Most of all, I wrote this to help all of us RECLAIM POWER. We were born with the innate ability to be well and we were (very much so on purpose) to believe that wellness is something that lives outside of ourselves – that it exists at a fitness resort, in a supplement (& again, I use and share supplements but they are no longer my starting point or a crutch for me), via a coach/trainer/accountability group/health challenge – but this is a LIE that makes other people rich and you poor (or poorer as you spend all of your money and, holy hell, YOUR TIME WHICH MAKES UP YOUR ONE & ONLY LIFE) in this perpetual frenzied pursuit that some pill/product/program/person will save you from you. No. Hell no. I mean… heck no. ONLY YOU CAN SAVE YOU FROM YOU.

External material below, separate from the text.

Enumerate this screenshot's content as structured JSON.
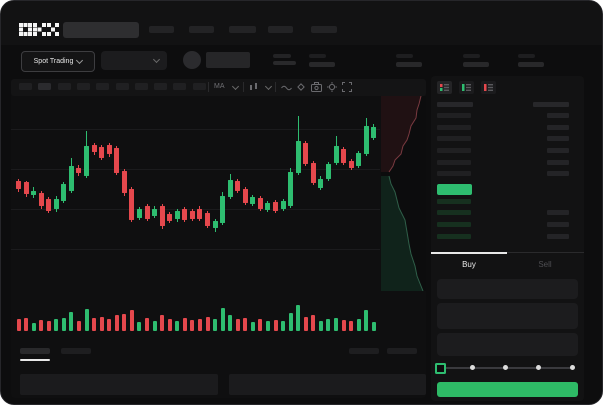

& yes, I mean that even if you chose to use ANYTHING that I am sharing because – like I said above – I would (with the greatest joy I have ever known) eagerly give up the sharing of anything if it meant that people were fundamentally (& for reals) WELL. Not less pounds on a scale. Not some bullshit thing called “skinny” or an arbitrary as all get out size (I’m a size 16/XL in kids and can range from a size S-L in women’s clothing).

For me, that TRULY LIFE-CHANGING (ahem, *cough,* versus completely bullshit) shift from giving my power away to reclaiming it (while still giving a healthy shout out to what helped me) has been the most profound experience of my life. I am a 180-degree different human than I was when I – last July – felt I “needed to go to yet another fitness resort.” Note: I am not ANTI-fitness resorts (just like I’m not anti-MLM/direct sales but I digress!) and you may very well see me visiting a spa getaway or a wellness-focused retreat in the future, but you will NEVER see me deciding that that place is my end-all-be-all to my actually being WELL.